Coloner tells me he is a volunteer and president of a community dive center in Costa Rica, and was chosen to participate in YDWP for a second year: “I want to be a dive instructor, so by completing this course, I get hours toward my certification. When I learned pirates really existed by seeing artifacts in the History of Diving Museum in Islamorada, I realized I wanted to be an archaeologist too.”

The in-water portion of the course is not without drama, and the students get a lesson: Always be alert. During one of our mapping dives, Franklin suddenly yells underwater and speedily swims around tapping students and giving the “up” signal.
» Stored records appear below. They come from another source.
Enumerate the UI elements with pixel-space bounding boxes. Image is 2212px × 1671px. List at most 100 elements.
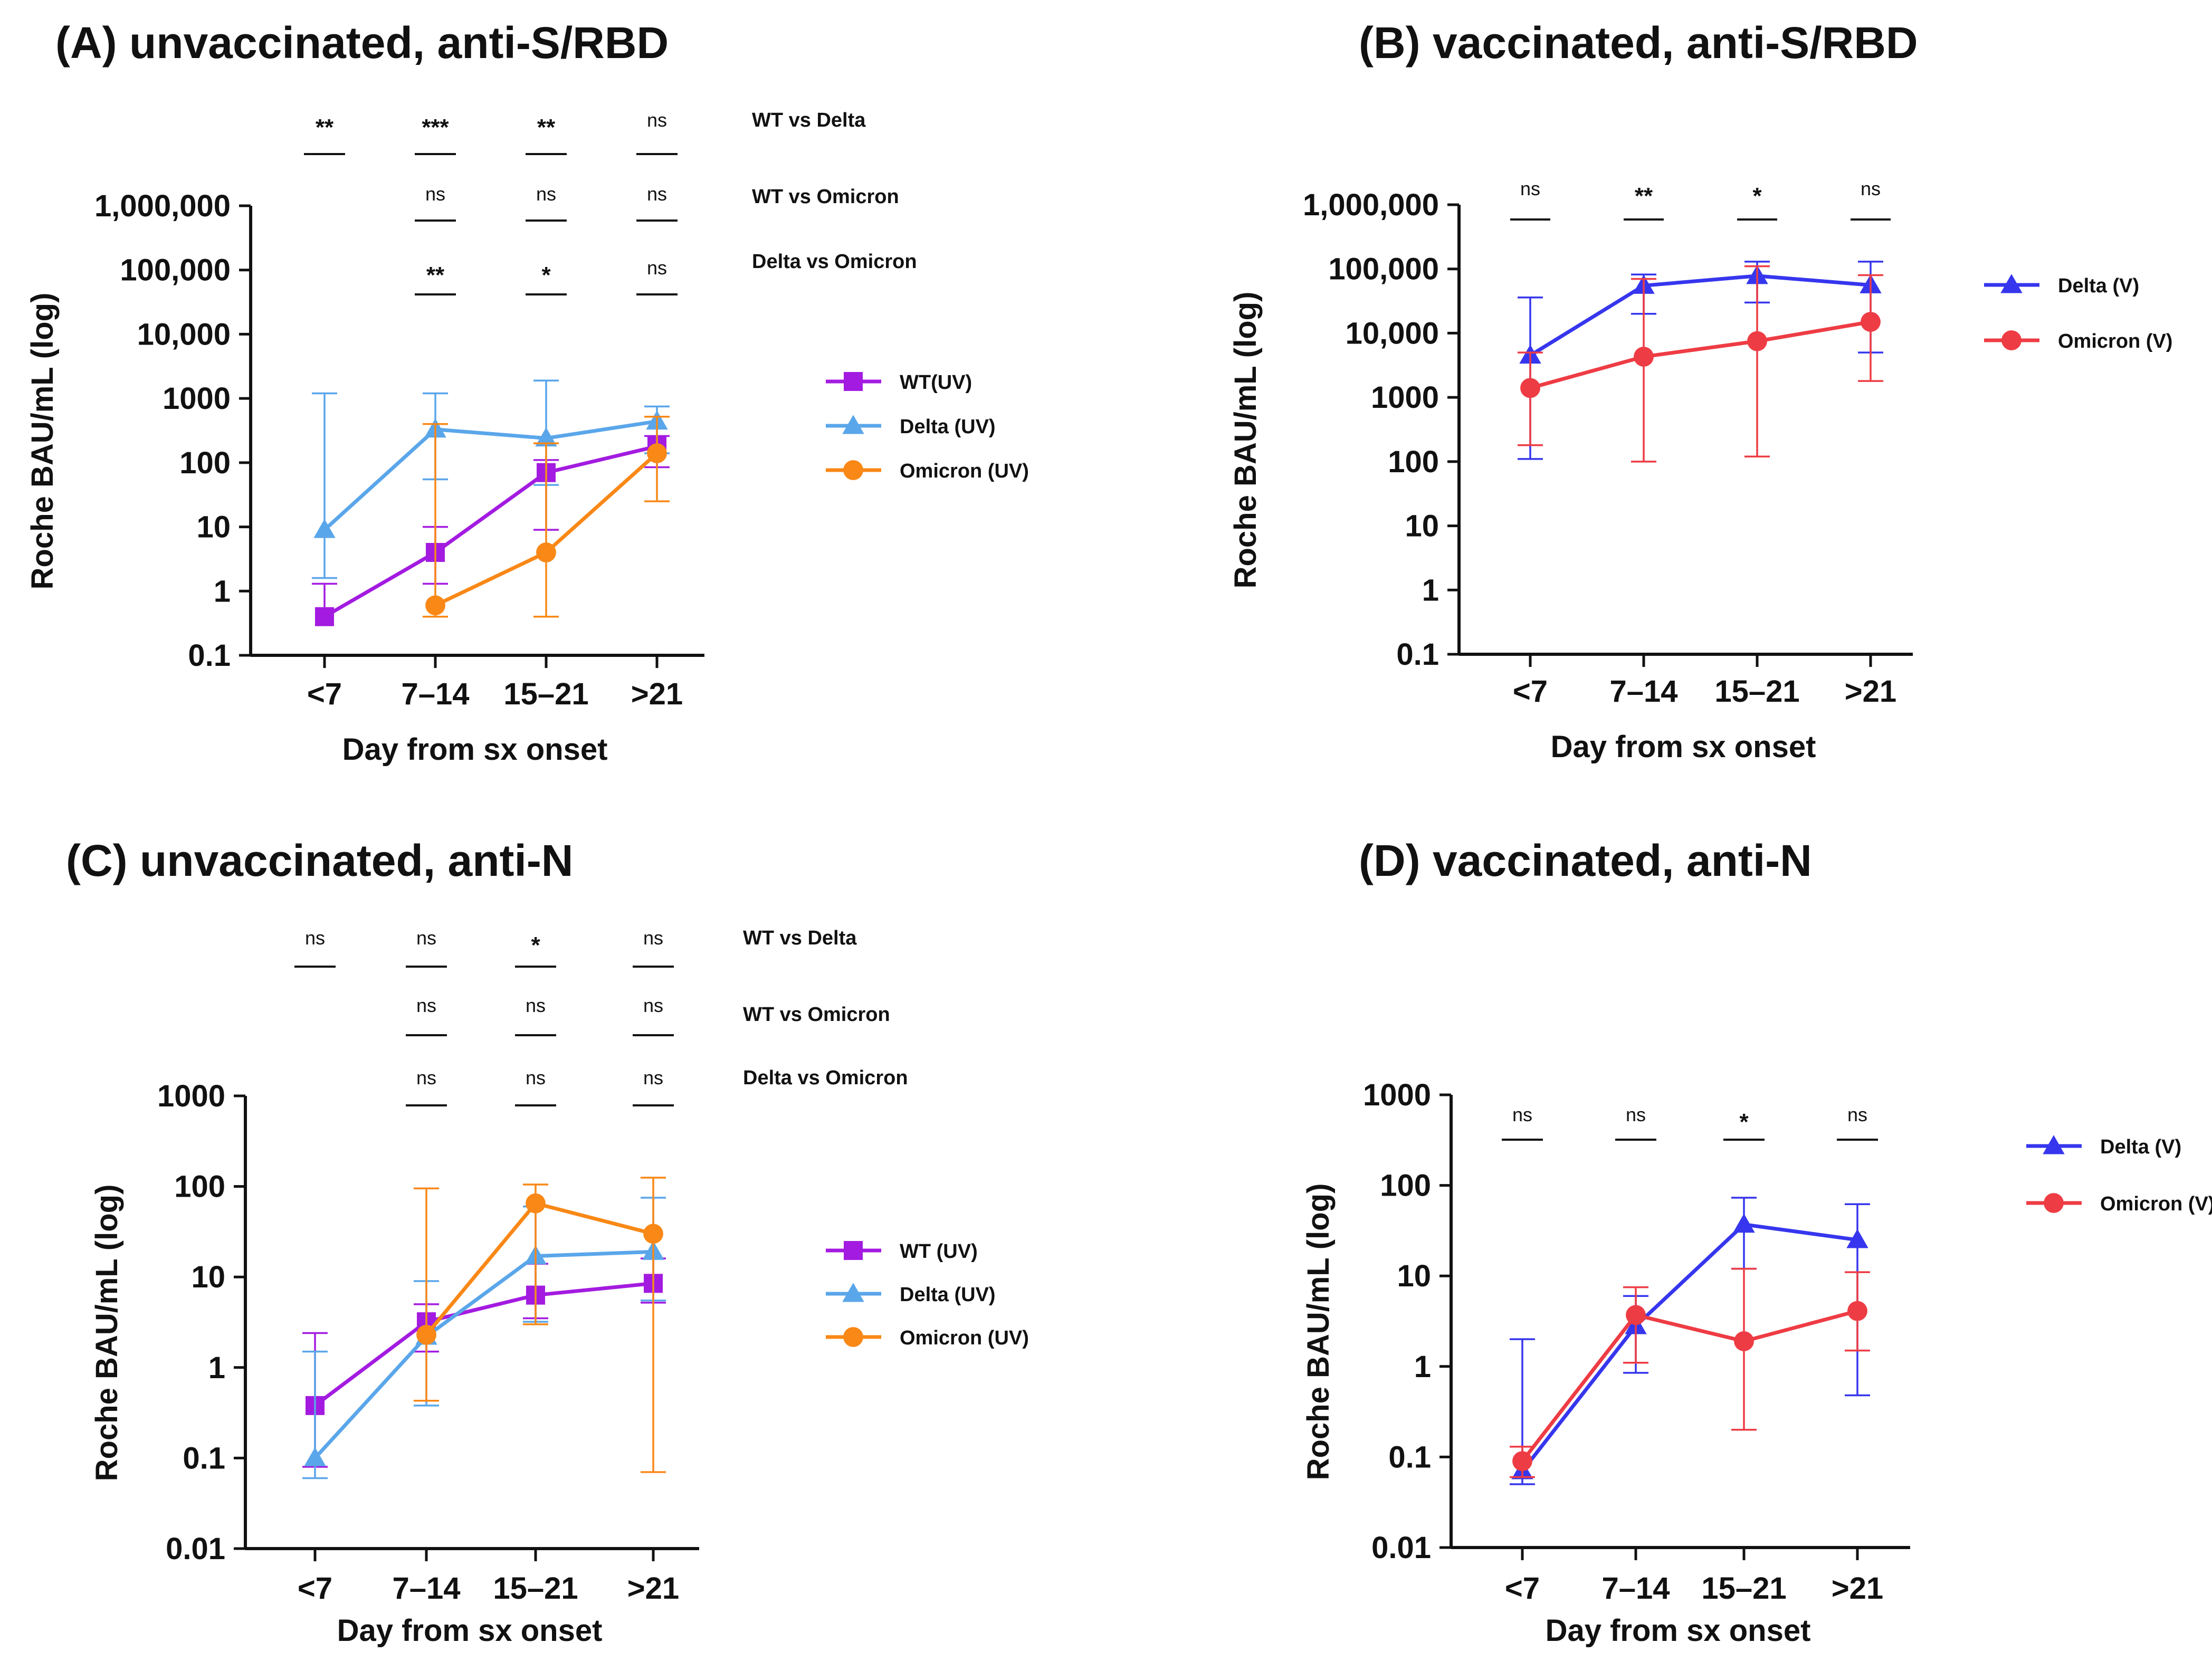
data-point — [1847, 1301, 1867, 1321]
y-tick-label: 1000 — [163, 381, 231, 416]
series-line — [535, 1249, 654, 1258]
y-tick-label: 1 — [214, 574, 231, 608]
significance-mark: ns — [305, 927, 325, 949]
series-line — [1635, 1313, 1744, 1343]
data-point — [1520, 378, 1540, 398]
panel-title: (D) vaccinated, anti-N — [1359, 836, 1812, 885]
legend-marker — [843, 1327, 863, 1347]
significance-mark: ns — [643, 1067, 663, 1088]
series-line — [546, 419, 657, 441]
significance-mark: *** — [422, 114, 449, 140]
x-tick-label: 7–14 — [401, 677, 469, 711]
comparison-label: WT vs Omicron — [743, 1004, 890, 1026]
chart-panel-c: (C) unvaccinated, anti-N 0.01 0.1 1 10 100 100… — [66, 836, 1029, 1648]
series-line — [435, 427, 547, 441]
y-tick-label: 1000 — [1363, 1078, 1431, 1112]
series-line — [434, 550, 547, 607]
series-line — [1521, 1324, 1637, 1473]
data-point — [1747, 331, 1767, 351]
x-tick-label: 7–14 — [1609, 674, 1677, 709]
y-tick-label: 100 — [1388, 445, 1439, 479]
series-line — [426, 1293, 536, 1324]
y-tick-label: 10 — [1405, 509, 1439, 543]
significance-mark: ns — [643, 927, 663, 949]
series-delta-uv — [312, 379, 670, 579]
x-tick-label: >21 — [631, 677, 683, 711]
x-tick-label: 15–21 — [493, 1571, 578, 1606]
series-line — [1757, 320, 1871, 343]
y-tick-label: 0.01 — [1371, 1531, 1431, 1565]
legend-marker — [842, 1283, 864, 1302]
data-point — [1734, 1331, 1754, 1351]
x-tick-label: >21 — [1832, 1571, 1883, 1606]
y-tick-label: 1,000,000 — [1303, 188, 1439, 222]
series-line — [425, 1202, 537, 1336]
series-line — [1521, 1314, 1637, 1463]
chart-panel-d: (D) vaccinated, anti-N 0.01 0.1 1 10 100 1000 <… — [1301, 836, 2212, 1648]
data-point — [1512, 1451, 1532, 1472]
data-point — [535, 427, 557, 447]
series-line — [323, 550, 436, 618]
panel-title: (B) vaccinated, anti-S/RBD — [1359, 18, 1918, 68]
significance-mark: ns — [416, 995, 436, 1016]
significance-mark: ns — [647, 183, 667, 205]
legend-label: Delta (UV) — [900, 1284, 996, 1306]
series-line — [1743, 1223, 1858, 1242]
significance-mark: ns — [647, 257, 667, 279]
y-tick-label: 100 — [1380, 1169, 1431, 1203]
series-line — [1634, 1223, 1746, 1328]
significance-mark: ns — [1847, 1104, 1867, 1125]
legend-label: Omicron (V) — [2058, 330, 2172, 352]
legend-label: WT (UV) — [900, 1240, 978, 1263]
significance-mark: ns — [536, 183, 556, 205]
x-tick-label: <7 — [1505, 1571, 1540, 1606]
x-tick-label: 7–14 — [1601, 1571, 1670, 1606]
x-tick-label: 7–14 — [392, 1571, 460, 1606]
data-point — [647, 443, 667, 463]
x-tick-label: >21 — [1845, 674, 1896, 709]
significance-mark: * — [1739, 1109, 1749, 1135]
chart-panel-b: (B) vaccinated, anti-S/RBD 0.1 1 10 100 1000 1… — [1228, 18, 2172, 764]
x-axis-title: Day from sx onset — [1546, 1613, 1811, 1648]
series-line — [535, 1281, 654, 1297]
significance-mark: ns — [1520, 178, 1540, 199]
data-point — [425, 595, 445, 616]
comparison-label: Delta vs Omicron — [743, 1067, 908, 1089]
significance-mark: ns — [526, 995, 546, 1016]
y-axis-title: Roche BAU/mL (log) — [1228, 292, 1263, 589]
legend-label: WT(UV) — [900, 371, 972, 394]
x-tick-label: <7 — [298, 1571, 332, 1606]
x-axis-title: Day from sx onset — [1551, 730, 1816, 764]
y-tick-label: 0.01 — [166, 1532, 225, 1566]
legend-marker — [2001, 330, 2022, 350]
series-line — [546, 444, 657, 475]
comparison-label: WT vs Delta — [752, 109, 866, 131]
x-tick-label: 15–21 — [503, 677, 588, 711]
series-line — [1743, 1309, 1858, 1343]
legend-marker — [2044, 1193, 2064, 1213]
data-point — [313, 519, 336, 538]
y-tick-label: 10 — [196, 510, 231, 545]
series-line — [323, 428, 437, 531]
legend-marker — [2000, 274, 2023, 293]
significance-mark: * — [531, 932, 540, 958]
comparison-label: WT vs Delta — [743, 927, 857, 949]
series-delta-v — [1510, 1197, 1870, 1485]
y-tick-label: 100 — [174, 1170, 225, 1204]
significance-mark: ns — [425, 183, 445, 205]
series-omicron-uv — [414, 1177, 666, 1473]
y-tick-label: 10,000 — [1346, 316, 1439, 350]
panel-title: (C) unvaccinated, anti-N — [66, 836, 573, 885]
significance-mark: ns — [1626, 1104, 1646, 1125]
data-point — [536, 542, 556, 562]
series-line — [313, 1320, 428, 1407]
x-axis-title: Day from sx onset — [337, 1613, 603, 1648]
legend-label: Delta (UV) — [900, 416, 996, 438]
series-line — [545, 452, 659, 554]
data-point — [526, 1193, 546, 1214]
data-point — [643, 1224, 663, 1244]
data-point — [315, 607, 334, 626]
y-axis-title: Roche BAU/mL (log) — [25, 293, 60, 590]
legend-label: Omicron (UV) — [900, 460, 1029, 482]
legend-label: Omicron (V) — [2100, 1193, 2212, 1215]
Fifteen divers or so tread water on the surface, where we learn that the anchor had suddenly slipped and was moving perilously close to the shipwreck site, which could destroy the remains. After 10 minutes, the anchor is retrieved and planted safely again. “Not only would the anchor dragging potentially disrupt the artifacts, but it also creates dust storms and messes with our visibility,” Franklin says back on the boat. “We had to take people away from the boat until we corrected the problem.”

Getting Results

On return journeys, students are splayed out on the boat in a comical fashion, tired from the two dives that usually each last an hour. Gatorade in hand, Pedro Ramos, superintendent of the Everglades and Dry Tortugas National Park, joins them on the boat. “If we don’t know our history, it’s hard to know where we came from,” he says with passion, addressing a group of students drying off. “From floating on the surface, it was amazing to see young people document a place that might otherwise be forgotten.”